Let’s take the pressure off.
So where does this leave us? In a field where we know so little, what do we do?
This is where investing has taught me the most. Just like in investing where the fancy mathematical models don’t improve your results, in psychotherapy the fancy psychological models haven’t improved our results. And just like in investing where most of your outcomes come from the simple method of passive investing, in psychotherapy most of the outcomes come from the simple art of active listening. This is good news. We know from the studies of lay counselors that with minimal training we can teach a lot of therapists to help a lot of people.
I do think there’s more than that. I can’t deny the power of experiential approaches. If you’re working with an individual those experiential interventions may be something like EMDR, Focusing, Hypnosis, Empty Chair work or exposure, and if you’re working with couples or families those experiential interventions are role plays, enactments or restructuring where members practice acting differently under the guidance of a therapist. But this is not an exact science. We don’t know before hand which methods will work with which clients, or why certain methods fall flat. So, because on the whole all methods work about the same, you’re free to pick the one you enjoy the most.
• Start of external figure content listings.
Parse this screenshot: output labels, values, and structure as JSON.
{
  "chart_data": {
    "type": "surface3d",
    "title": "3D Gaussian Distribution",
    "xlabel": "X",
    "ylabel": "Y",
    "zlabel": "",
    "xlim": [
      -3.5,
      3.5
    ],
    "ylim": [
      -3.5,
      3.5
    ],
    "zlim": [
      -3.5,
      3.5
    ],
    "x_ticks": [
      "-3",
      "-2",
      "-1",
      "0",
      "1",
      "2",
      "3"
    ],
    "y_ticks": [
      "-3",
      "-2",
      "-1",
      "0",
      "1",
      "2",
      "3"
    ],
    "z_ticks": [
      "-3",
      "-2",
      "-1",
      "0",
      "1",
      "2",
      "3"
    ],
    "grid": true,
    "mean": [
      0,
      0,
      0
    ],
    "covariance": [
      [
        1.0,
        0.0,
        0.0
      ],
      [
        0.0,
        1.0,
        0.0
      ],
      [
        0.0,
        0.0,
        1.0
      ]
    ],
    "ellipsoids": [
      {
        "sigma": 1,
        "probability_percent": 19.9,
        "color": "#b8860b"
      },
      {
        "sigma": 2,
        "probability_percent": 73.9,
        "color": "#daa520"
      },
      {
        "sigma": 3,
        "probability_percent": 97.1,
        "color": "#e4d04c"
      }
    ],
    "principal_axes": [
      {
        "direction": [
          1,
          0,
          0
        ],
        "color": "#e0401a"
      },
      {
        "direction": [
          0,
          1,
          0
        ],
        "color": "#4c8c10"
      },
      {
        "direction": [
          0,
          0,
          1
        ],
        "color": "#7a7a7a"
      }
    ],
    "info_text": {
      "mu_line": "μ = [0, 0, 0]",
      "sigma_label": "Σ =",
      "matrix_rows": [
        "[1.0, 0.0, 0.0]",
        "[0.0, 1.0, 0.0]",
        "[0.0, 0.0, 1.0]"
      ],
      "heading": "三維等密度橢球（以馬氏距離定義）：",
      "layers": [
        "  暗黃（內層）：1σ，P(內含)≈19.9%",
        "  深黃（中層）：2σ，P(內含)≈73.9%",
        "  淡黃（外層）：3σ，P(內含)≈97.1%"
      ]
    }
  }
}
So that’s it. We offer active listening and experiential interventions. The rest of the change is out of our hands and probably dependent on the client. I mean that quite literally. Outcome research shows that the biggest factor in change is the client.
Once I realized this, each session became remarkably easier. It took the pressure off. We show up. We do our best. We realize our limitations. We leave the rest to rest. It’s a liberating way to work.
Where we go from here.
While right now we know very little about therapy and human psychology, eventually we will find better models and better training methods. That will be a glorious day. Our ability to relieve human suffering, to banish depression, to calm forever anxiety, or release people from addiction will be one of the greatest gifts and lasting legacies that we mental health providers will bestow upon humanity. And you and I are a part of that. Yes, in our own small way all of us mental health providers are working to enact that vision.
And despite knowing so little today, there are some things we can do now if we want to help more people. We can track our outcomes, record and watch our sessions, and practice doing instead of reading more books or articles. These are the three obvious areas to target if we want to improve.
But I want to give a word of warning. Whatever we do in the coming years to improve, the pressure needs to be at the institutional level. Grad programs need to automatically record every session, EHRs need to automate outcome tracking surveys, and Continuing Education training needs to be heavily focused on deliberate practicing. The alternative, to ask clinicians to spend hours doing this on their own time and for no pay, is quite simply asking them to try too hard.
Fin-
PS After writing this post I discovered this podcast episode by Farnam Street. For people wanting to understand the investor mindset described above this is a must listen.